JEDDAH (Reuters) - Behind a high wall in a palace guarded by soldiers, Tunisia’s former President Zine al-Abidine Ben Ali and his family have found a home in Saudi Arabia after being swept from power in Tunis.
Following weeks of violent protest, Ben Ali, president for more than 23 years, fled to the Red Sea port city of Jeddah on Friday, arriving late at night after France turned him away.
The Saudi government welcomed Ben Ali and his family but did not say how long they would stay in the Gulf Arab kingdom.
The U.S. ally only said it had based its decision on “exceptional circumstances” in Tunisia and hoped the country would overcome its difficulties. Tens of people have been killed in a surge of protests over police repression and poverty.

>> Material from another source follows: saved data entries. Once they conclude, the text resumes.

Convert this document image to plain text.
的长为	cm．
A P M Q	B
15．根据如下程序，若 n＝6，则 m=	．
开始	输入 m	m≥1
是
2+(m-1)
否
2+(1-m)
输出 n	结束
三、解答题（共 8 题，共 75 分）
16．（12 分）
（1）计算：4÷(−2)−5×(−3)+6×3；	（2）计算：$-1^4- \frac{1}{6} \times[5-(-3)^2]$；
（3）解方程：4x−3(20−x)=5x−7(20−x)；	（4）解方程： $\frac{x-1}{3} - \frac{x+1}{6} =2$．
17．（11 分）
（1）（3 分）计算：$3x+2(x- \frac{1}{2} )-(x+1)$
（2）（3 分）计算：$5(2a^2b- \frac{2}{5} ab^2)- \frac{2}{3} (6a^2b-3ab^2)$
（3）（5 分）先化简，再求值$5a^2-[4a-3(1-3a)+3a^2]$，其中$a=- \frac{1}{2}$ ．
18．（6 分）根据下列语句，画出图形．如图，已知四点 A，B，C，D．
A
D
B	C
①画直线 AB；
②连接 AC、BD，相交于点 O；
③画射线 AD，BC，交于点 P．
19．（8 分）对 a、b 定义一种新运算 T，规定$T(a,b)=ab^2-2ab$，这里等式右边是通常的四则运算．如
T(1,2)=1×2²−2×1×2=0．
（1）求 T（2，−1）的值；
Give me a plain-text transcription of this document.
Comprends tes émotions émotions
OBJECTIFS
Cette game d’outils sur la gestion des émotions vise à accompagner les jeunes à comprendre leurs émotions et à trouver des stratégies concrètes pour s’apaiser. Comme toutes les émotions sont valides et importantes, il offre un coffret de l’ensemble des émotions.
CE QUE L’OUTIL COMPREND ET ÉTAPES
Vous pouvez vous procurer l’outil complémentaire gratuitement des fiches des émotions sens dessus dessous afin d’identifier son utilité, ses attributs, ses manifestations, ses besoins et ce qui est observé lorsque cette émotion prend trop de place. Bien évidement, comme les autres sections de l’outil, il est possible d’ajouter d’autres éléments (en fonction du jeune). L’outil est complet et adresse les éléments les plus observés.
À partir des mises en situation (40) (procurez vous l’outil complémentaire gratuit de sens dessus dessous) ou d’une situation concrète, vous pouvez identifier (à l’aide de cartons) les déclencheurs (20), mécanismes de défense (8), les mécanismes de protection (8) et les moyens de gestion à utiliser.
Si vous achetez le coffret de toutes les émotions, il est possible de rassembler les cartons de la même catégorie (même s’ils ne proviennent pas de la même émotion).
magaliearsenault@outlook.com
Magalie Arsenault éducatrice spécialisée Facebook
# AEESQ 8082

Soldiers at one of the palace’s seven gates to grounds adorned by palm trees and greenery ensure that that Ben Ali and his family are not disturbed by reporters or unwanted visitors.
“He came here last night with his family. They are here now but we are under strict orders not to allow anyone to see him,” said one captain standing guard at a side gate to the palace.
Built in one of the coastal city’s most prestigious districts for the late King Faisal, the palace now hosts visiting heads of state.
NOT FIRST EX-RULER IN JEDDAH
The kingdom has a history of receiving deposed rulers and out-of-favor politicians such as former Uganda dictator Idi Amin who spent his final years in Jeddah.
Saudi Arabia is an absolute monarchy applying an austere version of Sunni Islam called Wahhabism but life in Jeddah is much more relaxed than in the rest of the country.
Men and women from different families can mix in Jeddah, known for its Red Sea promenade and beaches, without hassle from religious police, a sharp contrast to the capital Riyadh.
Amin lived in a villa on a government stipend, with four wives and many children. Despite appeals by his hosts to keep a low profile locals often spotted him in shopping malls and upmarket gyms. He died in 2003.
Former Pakistani Prime Minister Nawaz Sharif also lived from 2000 to 2007 in Jeddah after being overthrown in 1999.
Saudi political analyst Turad Al-Amri said the kingdom had welcomed Ben Ali to help stabilize Tunisia.
“He will end up somewhere but as Saudi Arabia is a neutral country, does not have sensitive issues with Tunisia and is not a neighbor like Algeria they are helping the Tunisian people decide the next move,” Amri said.
But some residents of Jeddah fear that welcoming a deposed Arab leader will damage the kingdom’s reputation.
“I think it is a bad move. These kind of things are taken as representing the ideology of the ruling class. It encourages dictators and sends the message that if they do something bad they can find a way out of the mess they created,” said a Saudi woman in her early 20s.
Riyadh-based government critic Mohammed al-Qahtani agreed.
“It shows the extent of close cooperation between Arab regimes,” said Qahtani. “It gives the wrong message that Saudi Arabia gives refuge to such a dictator.”
The violence and rapid turn of events in Tunisia sent shockwaves across the Arab world, where authoritarian rulers are deeply entrenched, but face pressures from growing young populations, economic hardship and the appeal of militant Islam.